If your schema doesn't restrict documents to having only one possible starting element, Excel will ask you which element to use as the root element, as shown in the figure. Because the documents in this example start with the sales element, pick "sales."

Figure. Selecting a root element for the schema
figs/exhk_0809.gif

After you click OK, Excel warns about possible difficulties it might have in interpreting schemas in the dialog box shown in the figure. XML Schema is an enormous specification that supports a wide variety of structures that don't fit well with Excel's perspective on information, so Excel has some limitations.

Figure. Warning label for schema processing
figs/exhk_0810.gif

Excel will show that your schema has been added to the spreadsheet in the XML Maps dialog, which should look like that shown in the figure.

Figure. A schema loaded as an XML map
figs/exhk_0811.gif

If you click OK, you'll be returned to the main Excel interface, and the XML Source task pane will be populated with a diagram of the structure the schema described, such as that shown at the right of the figure. Now that you have the structure, you can lay out the list. The easiest way to do this-especially with a small document such as this one-is to drag the sales icon to cell A1, producing the result in figure.

Figure. An XML list created from the schema information in the XML Source task pane
figs/exhk_0812.gif

You also can drag items over individually, if you want to change the order or want to put different pieces in different places on the spreadsheet.

Now that you have a home for the data, it's time to populate it. You can either click the Import XML Data button on the list toolbar, or right-click the list and select XML » Import. If you choose the file you used earlier, you'll see a result such as that shown in the figure. Note the addition of the leading zeros to the ISBNs, which are now text, as they should be.

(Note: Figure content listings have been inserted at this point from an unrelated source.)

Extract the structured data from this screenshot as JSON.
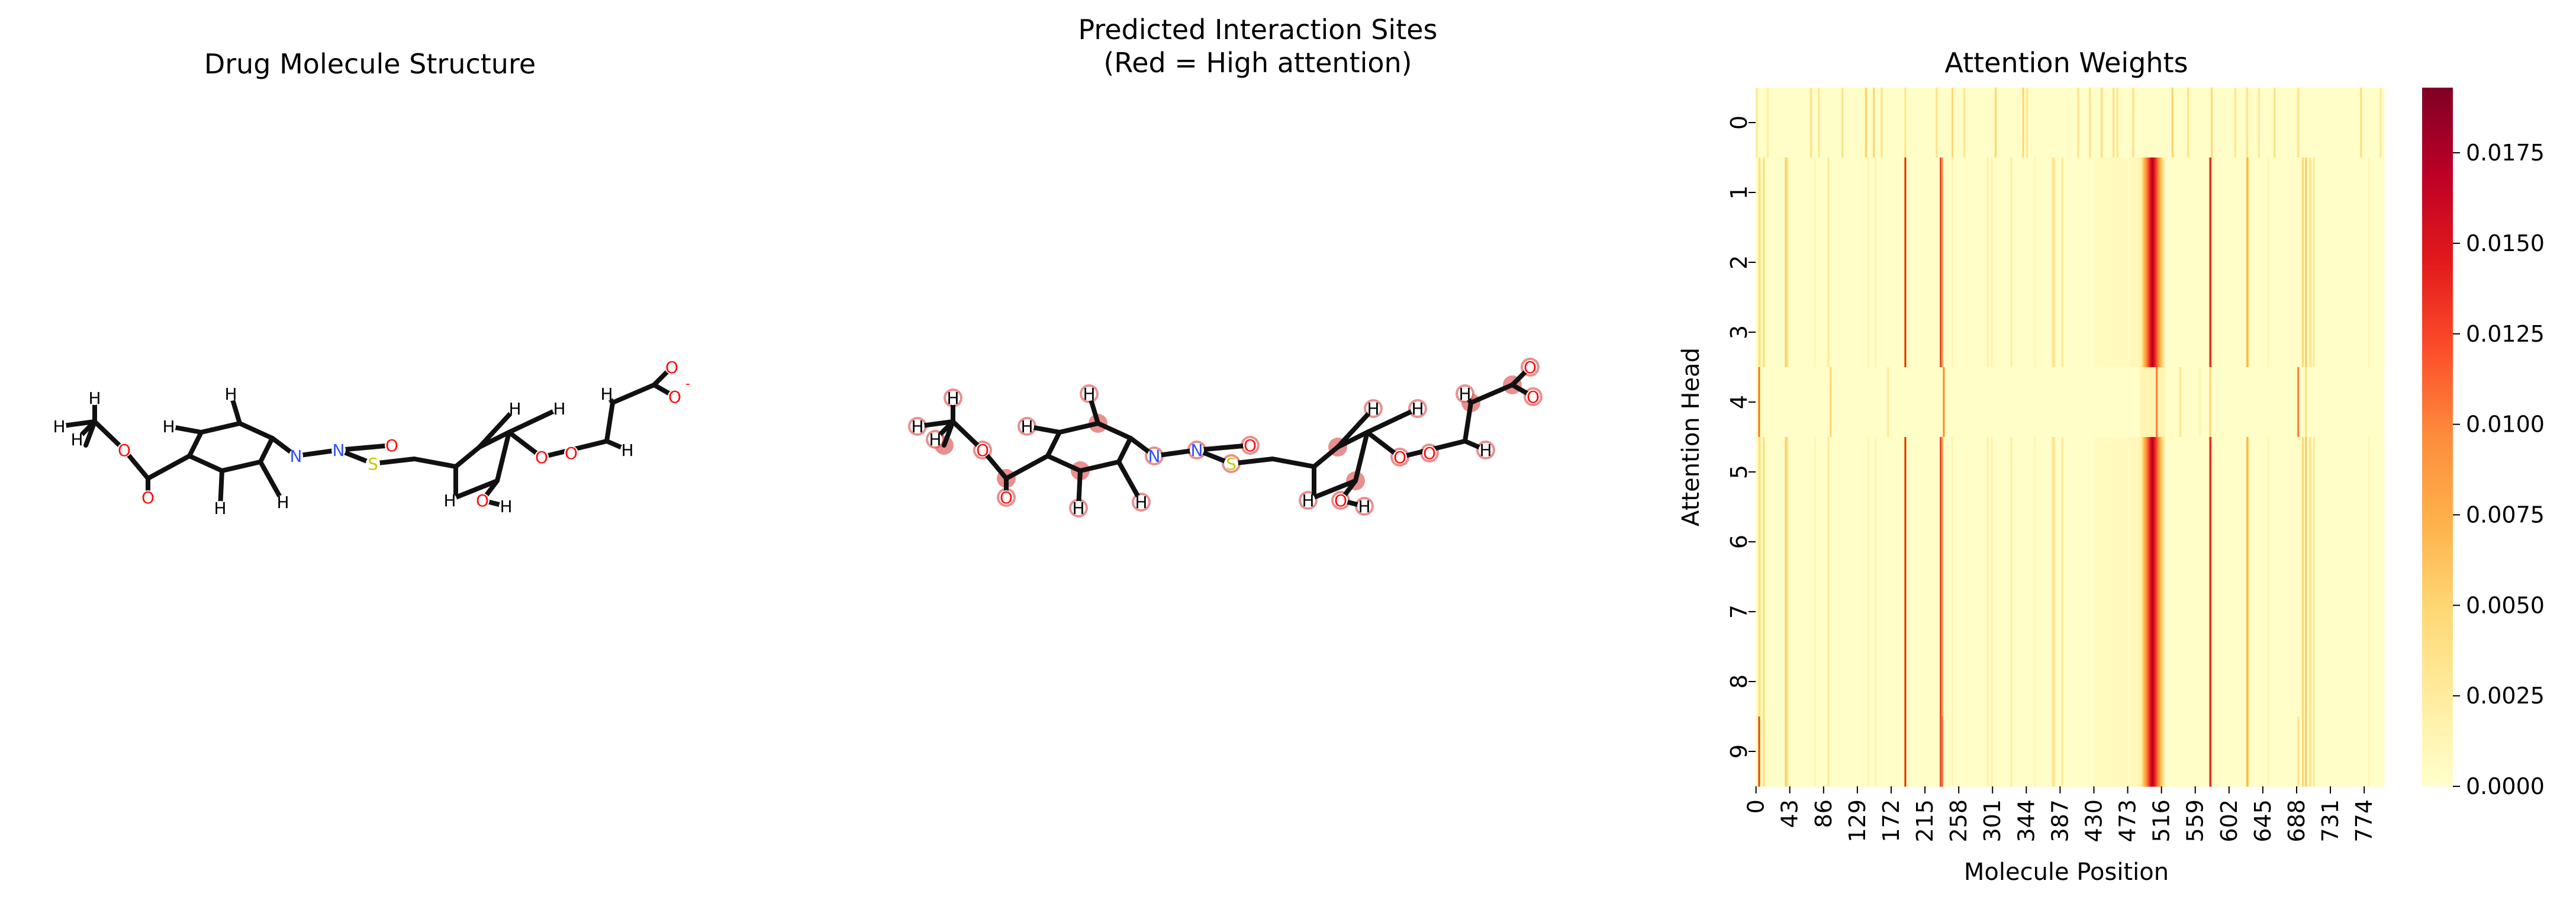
{
  "panels": {
    "left_title": "Drug Molecule Structure",
    "middle_title_line1": "Predicted Interaction Sites",
    "middle_title_line2": "(Red = High attention)",
    "right_title": "Attention Weights"
  },
  "molecule": {
    "labels": {
      "hydrogen": "H",
      "oxygen": "O",
      "nitrogen": "N",
      "sulfur": "S",
      "oxide_anion": "O",
      "minus": "-"
    },
    "colors": {
      "bond": "#111111",
      "oxygen": "#ff0d0d",
      "nitrogen": "#3050f8",
      "sulfur": "#c8c800",
      "highlight": "#e06060"
    }
  },
  "chart_data": {
    "type": "heatmap",
    "title": "Attention Weights",
    "xlabel": "Molecule Position",
    "ylabel": "Attention Head",
    "rows": [
      0,
      1,
      2,
      3,
      4,
      5,
      6,
      7,
      8,
      9
    ],
    "n_positions": 800,
    "x_tick_labels": [
      "0",
      "43",
      "86",
      "129",
      "172",
      "215",
      "258",
      "301",
      "344",
      "387",
      "430",
      "473",
      "516",
      "559",
      "602",
      "645",
      "688",
      "731",
      "774"
    ],
    "colorbar": {
      "min": 0.0,
      "max": 0.0193,
      "ticks": [
        "0.0000",
        "0.0025",
        "0.0050",
        "0.0075",
        "0.0100",
        "0.0125",
        "0.0150",
        "0.0175"
      ],
      "colormap": "YlOrRd"
    },
    "row0_peaks": [
      [
        1,
        0.0035
      ],
      [
        15,
        0.003
      ],
      [
        70,
        0.0045
      ],
      [
        80,
        0.004
      ],
      [
        110,
        0.0045
      ],
      [
        140,
        0.0065
      ],
      [
        150,
        0.006
      ],
      [
        160,
        0.0045
      ],
      [
        190,
        0.004
      ],
      [
        230,
        0.0045
      ],
      [
        250,
        0.0055
      ],
      [
        265,
        0.004
      ],
      [
        305,
        0.006
      ],
      [
        340,
        0.0055
      ],
      [
        345,
        0.004
      ],
      [
        410,
        0.004
      ],
      [
        425,
        0.0045
      ],
      [
        440,
        0.005
      ],
      [
        455,
        0.0045
      ],
      [
        460,
        0.004
      ],
      [
        480,
        0.0045
      ],
      [
        530,
        0.006
      ],
      [
        550,
        0.0045
      ],
      [
        580,
        0.0055
      ],
      [
        610,
        0.004
      ],
      [
        625,
        0.0045
      ],
      [
        640,
        0.0035
      ],
      [
        660,
        0.0045
      ],
      [
        690,
        0.0045
      ],
      [
        770,
        0.005
      ],
      [
        795,
        0.0035
      ]
    ],
    "col_peaks": [
      [
        4,
        0.0045
      ],
      [
        5,
        0.0035
      ],
      [
        10,
        0.005
      ],
      [
        38,
        0.0065
      ],
      [
        40,
        0.004
      ],
      [
        75,
        0.0015
      ],
      [
        92,
        0.0035
      ],
      [
        143,
        0.0018
      ],
      [
        152,
        0.0018
      ],
      [
        190,
        0.0175
      ],
      [
        235,
        0.0155
      ],
      [
        237,
        0.01
      ],
      [
        250,
        0.0018
      ],
      [
        295,
        0.0025
      ],
      [
        300,
        0.002
      ],
      [
        325,
        0.0028
      ],
      [
        355,
        0.0015
      ],
      [
        378,
        0.0045
      ],
      [
        380,
        0.003
      ],
      [
        390,
        0.0035
      ],
      [
        432,
        0.001
      ],
      [
        470,
        0.001
      ],
      [
        490,
        0.002
      ],
      [
        492,
        0.0018
      ],
      [
        492,
        0.002
      ],
      [
        488,
        0.0018
      ],
      [
        490,
        0.0015
      ],
      [
        492,
        0.0016
      ],
      [
        494,
        0.0014
      ],
      [
        496,
        0.0012
      ],
      [
        495,
        0.0012
      ],
      [
        493,
        0.001
      ],
      [
        491,
        0.001
      ],
      [
        489,
        0.001
      ],
      [
        487,
        0.001
      ],
      [
        485,
        0.001
      ],
      [
        491,
        0.0012
      ],
      [
        489,
        0.0012
      ],
      [
        487,
        0.0012
      ],
      [
        485,
        0.0012
      ],
      [
        493,
        0.0012
      ],
      [
        483,
        0.001
      ],
      [
        495,
        0.001
      ],
      [
        497,
        0.001
      ],
      [
        494,
        0.0011
      ],
      [
        492,
        0.0011
      ],
      [
        490,
        0.0011
      ],
      [
        488,
        0.0011
      ],
      [
        486,
        0.0011
      ],
      [
        484,
        0.0011
      ],
      [
        482,
        0.0011
      ],
      [
        480,
        0.0011
      ],
      [
        478,
        0.0011
      ],
      [
        476,
        0.001
      ],
      [
        474,
        0.001
      ],
      [
        472,
        0.001
      ],
      [
        470,
        0.001
      ],
      [
        468,
        0.001
      ],
      [
        466,
        0.001
      ],
      [
        464,
        0.001
      ],
      [
        462,
        0.001
      ],
      [
        460,
        0.001
      ],
      [
        458,
        0.001
      ],
      [
        456,
        0.001
      ],
      [
        454,
        0.001
      ],
      [
        452,
        0.001
      ],
      [
        450,
        0.001
      ],
      [
        448,
        0.001
      ],
      [
        446,
        0.001
      ],
      [
        444,
        0.001
      ],
      [
        442,
        0.001
      ],
      [
        440,
        0.001
      ],
      [
        438,
        0.001
      ],
      [
        436,
        0.001
      ],
      [
        434,
        0.001
      ],
      [
        492,
        0.0048
      ],
      [
        493,
        0.0058
      ],
      [
        494,
        0.0068
      ],
      [
        495,
        0.0078
      ],
      [
        496,
        0.0088
      ],
      [
        497,
        0.0098
      ],
      [
        498,
        0.0108
      ],
      [
        499,
        0.0118
      ],
      [
        500,
        0.0128
      ],
      [
        501,
        0.0138
      ],
      [
        502,
        0.0148
      ],
      [
        503,
        0.0158
      ],
      [
        504,
        0.0168
      ],
      [
        505,
        0.0168
      ],
      [
        506,
        0.0158
      ],
      [
        507,
        0.0148
      ],
      [
        508,
        0.0138
      ],
      [
        509,
        0.0128
      ],
      [
        510,
        0.0118
      ],
      [
        511,
        0.0108
      ],
      [
        512,
        0.0098
      ],
      [
        513,
        0.0088
      ],
      [
        514,
        0.0078
      ],
      [
        515,
        0.0068
      ],
      [
        516,
        0.0058
      ],
      [
        517,
        0.0048
      ],
      [
        518,
        0.0038
      ],
      [
        519,
        0.0028
      ],
      [
        520,
        0.0018
      ],
      [
        578,
        0.0165
      ],
      [
        579,
        0.012
      ],
      [
        625,
        0.008
      ],
      [
        626,
        0.0065
      ],
      [
        652,
        0.0015
      ],
      [
        696,
        0.0058
      ],
      [
        700,
        0.007
      ],
      [
        705,
        0.0045
      ],
      [
        710,
        0.0035
      ],
      [
        780,
        0.0015
      ]
    ],
    "head4_peaks": [
      [
        4,
        0.0125
      ],
      [
        95,
        0.0055
      ],
      [
        168,
        0.0035
      ],
      [
        239,
        0.011
      ],
      [
        490,
        0.0015
      ],
      [
        491,
        0.0015
      ],
      [
        492,
        0.0015
      ],
      [
        493,
        0.0015
      ],
      [
        494,
        0.0015
      ],
      [
        495,
        0.0015
      ],
      [
        496,
        0.0015
      ],
      [
        497,
        0.0015
      ],
      [
        498,
        0.0015
      ],
      [
        499,
        0.0015
      ],
      [
        500,
        0.0015
      ],
      [
        501,
        0.0015
      ],
      [
        502,
        0.0015
      ],
      [
        503,
        0.0015
      ],
      [
        504,
        0.0015
      ],
      [
        505,
        0.0015
      ],
      [
        506,
        0.0015
      ],
      [
        507,
        0.0015
      ],
      [
        508,
        0.0015
      ],
      [
        509,
        0.0015
      ],
      [
        510,
        0.0015
      ],
      [
        511,
        0.0015
      ],
      [
        512,
        0.0015
      ],
      [
        513,
        0.0015
      ],
      [
        514,
        0.0015
      ],
      [
        515,
        0.0015
      ],
      [
        516,
        0.0015
      ],
      [
        517,
        0.0015
      ],
      [
        518,
        0.0015
      ],
      [
        519,
        0.0015
      ],
      [
        520,
        0.0015
      ],
      [
        490,
        0.0015
      ],
      [
        510,
        0.012
      ],
      [
        540,
        0.004
      ],
      [
        565,
        0.0015
      ],
      [
        578,
        0.0055
      ],
      [
        690,
        0.012
      ],
      [
        700,
        0.0045
      ]
    ],
    "head9_peaks": [
      [
        4,
        0.0155
      ],
      [
        38,
        0.0065
      ],
      [
        237,
        0.0125
      ],
      [
        510,
        0.0075
      ],
      [
        690,
        0.0045
      ]
    ]
  }
}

Figure. The XML list, populated with data
figs/exhk_0813.gif

Excel's support for XML maps and lists means you can create spreadsheets that work on data arriving in separate files with more flexibility than prior formats such as CSV or tab-delimited formats provided. Instead of having to be connected to a database to edit data interactively, a user can edit XML files while on an airplane and feed that XML to an appropriate consumer when he lands. Perhaps the best aspect of Excel's new XML features is their flexibility; so long as the data is in a structure that fits on a grid, Excel has very few rules about what kinds of XML it will accept. With a few mouse clicks and no programming, you can integrate XML data with your spreadsheets.